Friday, 14 June 2013

Post 101 Work in progress

I've hit a bit of a forced potting hiatus lately with the supplier of the clay I like to use stocking out in South East Queensland; can't get it anywhere. Its never a good move to run out - your customers might just go off and find a better alternative.

The last couple of pots I made with the RGH are these, a pair of small ovals, slightly ddifferent sizes, getting close to completey dry and ready to bisque.

 And thie next one is a pot commissioned by my wife after she saw a beautiful 1000 year old chinese pot in San Francisco. You can see that pot in Post 92 and see how close I got in design. The glaze will be the trick and it will be interesting to see how the shape holds up. I slab built this one with very firm dried flat slabs so I'm keen to see the final outcome.

Here is the pot from the museum.

And what can you do when you've run out of the clay you like to use - well one thing is find a white stoneware clay and make tanukis. Here is the latest version. This picture is taken with it in the horizontal position. When its been fired I'll post the 360 views.

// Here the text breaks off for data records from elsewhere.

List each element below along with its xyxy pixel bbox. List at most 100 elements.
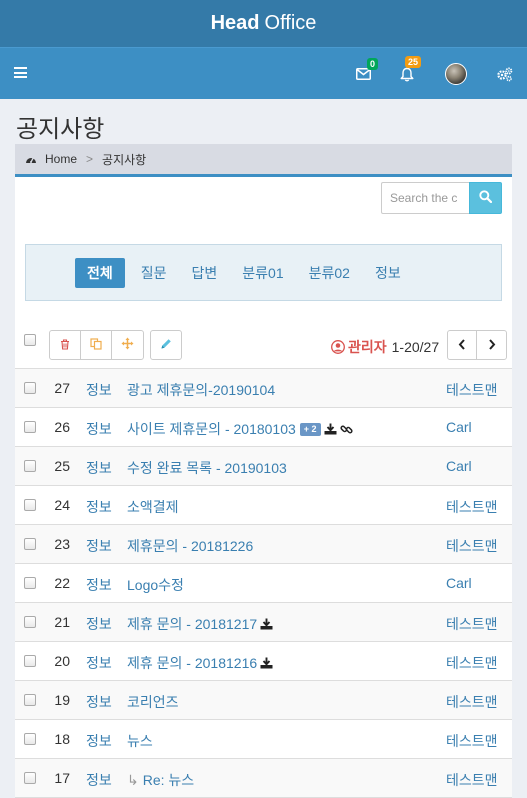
post-title-text[interactable]: 제휴 문의 - 20181216: [127, 653, 257, 673]
breadcrumb-home[interactable]: Home: [45, 152, 77, 166]
row-checkbox[interactable]: [24, 733, 36, 745]
comment-count-badge: + 2: [299, 422, 321, 436]
post-author[interactable]: Carl: [446, 419, 472, 435]
next-page-button[interactable]: [477, 331, 506, 359]
category-tab[interactable]: 질문: [141, 263, 167, 283]
post-title-text[interactable]: 코리언즈: [127, 692, 179, 712]
table-row: 20 정보 제휴 문의 - 20181216 테스트맨: [15, 642, 512, 681]
category-tab[interactable]: 분류01: [242, 263, 283, 283]
post-category[interactable]: 정보: [86, 497, 112, 517]
post-category[interactable]: 정보: [86, 536, 112, 556]
post-title[interactable]: 제휴문의 - 20181226: [127, 536, 253, 556]
post-author[interactable]: 테스트맨: [446, 731, 498, 751]
post-title[interactable]: 사이트 제휴문의 - 20180103 + 2: [127, 419, 353, 439]
post-number: 22: [54, 575, 70, 591]
brand-bold: Head: [210, 12, 260, 34]
copy-button[interactable]: [81, 331, 112, 359]
category-tab[interactable]: 정보: [375, 263, 401, 283]
notifications-button[interactable]: 25: [400, 48, 422, 100]
mail-count-badge: 0: [367, 58, 379, 70]
search-input[interactable]: [381, 182, 469, 214]
user-menu[interactable]: [445, 48, 467, 100]
delete-button[interactable]: [50, 331, 81, 359]
post-category[interactable]: 정보: [86, 614, 112, 634]
post-title-text[interactable]: 제휴문의 - 20181226: [127, 536, 253, 556]
post-title[interactable]: 수정 완료 목록 - 20190103: [127, 458, 287, 478]
row-checkbox[interactable]: [24, 772, 36, 784]
chevron-right-icon: [488, 337, 496, 353]
post-title-text[interactable]: 광고 제휴문의-20190104: [127, 380, 275, 400]
row-checkbox[interactable]: [24, 421, 36, 433]
table-row: 19 정보 코리언즈 테스트맨: [15, 681, 512, 720]
post-author[interactable]: 테스트맨: [446, 692, 498, 712]
post-author[interactable]: 테스트맨: [446, 380, 498, 400]
pager: [447, 330, 507, 360]
post-author[interactable]: 테스트맨: [446, 536, 498, 556]
post-category[interactable]: 정보: [86, 419, 112, 439]
post-category[interactable]: 정보: [86, 692, 112, 712]
post-title-text[interactable]: 수정 완료 목록 - 20190103: [127, 458, 287, 478]
post-category[interactable]: 정보: [86, 770, 112, 790]
bell-icon: [400, 67, 414, 82]
category-tab[interactable]: 답변: [192, 263, 218, 283]
breadcrumb: Home > 공지사항: [15, 144, 512, 174]
post-title-text[interactable]: 소액결제: [127, 497, 179, 517]
select-all-checkbox[interactable]: [24, 334, 36, 346]
menu-toggle-icon[interactable]: [14, 67, 27, 78]
avatar: [445, 63, 467, 85]
table-row: 26 정보 사이트 제휴문의 - 20180103 + 2 Carl: [15, 408, 512, 447]
breadcrumb-separator: >: [86, 152, 94, 166]
settings-button[interactable]: [496, 48, 513, 100]
write-button[interactable]: [150, 330, 182, 360]
board-panel: 전체 질문 답변 분류01 분류02 정보 관리자 1-20/27: [15, 174, 512, 798]
post-author[interactable]: 테스트맨: [446, 770, 498, 790]
post-title-text[interactable]: 사이트 제휴문의 - 20180103: [127, 419, 296, 439]
row-checkbox[interactable]: [24, 538, 36, 550]
post-author[interactable]: 테스트맨: [446, 614, 498, 634]
category-tab[interactable]: 분류02: [309, 263, 350, 283]
mail-button[interactable]: 0: [356, 48, 379, 100]
row-checkbox[interactable]: [24, 616, 36, 628]
post-title[interactable]: 제휴 문의 - 20181216: [127, 653, 273, 673]
post-title[interactable]: ↳ Re: 뉴스: [127, 770, 194, 790]
post-title[interactable]: 소액결제: [127, 497, 179, 517]
move-button[interactable]: [112, 331, 143, 359]
prev-page-button[interactable]: [448, 331, 477, 359]
post-title-text[interactable]: 뉴스: [127, 731, 153, 751]
post-list: 27 정보 광고 제휴문의-20190104 테스트맨 26 정보 사이트 제휴문의 - 2…: [15, 368, 512, 798]
post-title[interactable]: 뉴스: [127, 731, 153, 751]
post-category[interactable]: 정보: [86, 575, 112, 595]
navbar: 0 25: [0, 47, 527, 99]
search-button[interactable]: [469, 182, 502, 214]
post-category[interactable]: 정보: [86, 731, 112, 751]
post-title[interactable]: 광고 제휴문의-20190104: [127, 380, 275, 400]
post-number: 23: [54, 536, 70, 552]
user-filter: 관리자 1-20/27: [331, 337, 439, 357]
table-row: 24 정보 소액결제 테스트맨: [15, 486, 512, 525]
row-checkbox[interactable]: [24, 499, 36, 511]
post-title-text[interactable]: 제휴 문의 - 20181217: [127, 614, 257, 634]
row-checkbox[interactable]: [24, 460, 36, 472]
post-category[interactable]: 정보: [86, 458, 112, 478]
current-user-name[interactable]: 관리자: [348, 337, 387, 357]
row-checkbox[interactable]: [24, 577, 36, 589]
post-title-text[interactable]: Re: 뉴스: [143, 770, 194, 790]
post-title[interactable]: Logo수정: [127, 575, 184, 595]
post-author[interactable]: 테스트맨: [446, 497, 498, 517]
category-tab[interactable]: 전체: [75, 257, 125, 288]
post-title[interactable]: 코리언즈: [127, 692, 179, 712]
post-title[interactable]: 제휴 문의 - 20181217: [127, 614, 273, 634]
breadcrumb-current: 공지사항: [102, 152, 147, 167]
post-title-text[interactable]: Logo수정: [127, 575, 184, 595]
post-author[interactable]: Carl: [446, 575, 472, 591]
row-checkbox[interactable]: [24, 694, 36, 706]
post-category[interactable]: 정보: [86, 653, 112, 673]
page-title: 공지사항: [16, 116, 105, 143]
post-author[interactable]: 테스트맨: [446, 653, 498, 673]
row-checkbox[interactable]: [24, 655, 36, 667]
pencil-icon: [160, 337, 172, 353]
table-row: 18 정보 뉴스 테스트맨: [15, 720, 512, 759]
post-category[interactable]: 정보: [86, 380, 112, 400]
row-checkbox[interactable]: [24, 382, 36, 394]
post-author[interactable]: Carl: [446, 458, 472, 474]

My clay supplier suggested I try something called 'toast', a very sticky manganese coloured clay with lots of grog; sticky and gritty. Not easy to use but would make a fine unglazed surface depending on the final colour. I made 2 pots to a new shape I think of as compound oval, where the sides and ends are both oval sections joined with long radius bends. These ones have quite vertical walls with the feet set in line with the pot wall; different sizes as you can see.

Getting desperate to pot I did some research and then drove a long way for a couple of bags of Walkers Special Stoneware. It is just offwhite and fires a similar colour I understand, perhaps just a little lighter than I would like. I have a commission pot to make and need to get on with it so worked in a little RIO and here is the pot half made. Its a big oval, aiming for a final 575mm long and 55 high. At this stage it's about 13% bigger than that and at the very limit of what I can fit in the kiln, and even then on an angle.

The Walkers Special has a beautiful feel to it and works really well; I might have found the answer, but let's see how it goes through the whole cycle. I've made shrinkage and deformation test pieces of this one and the Toast to see how they compare in those vital characteristics compared to RHG at vitrification.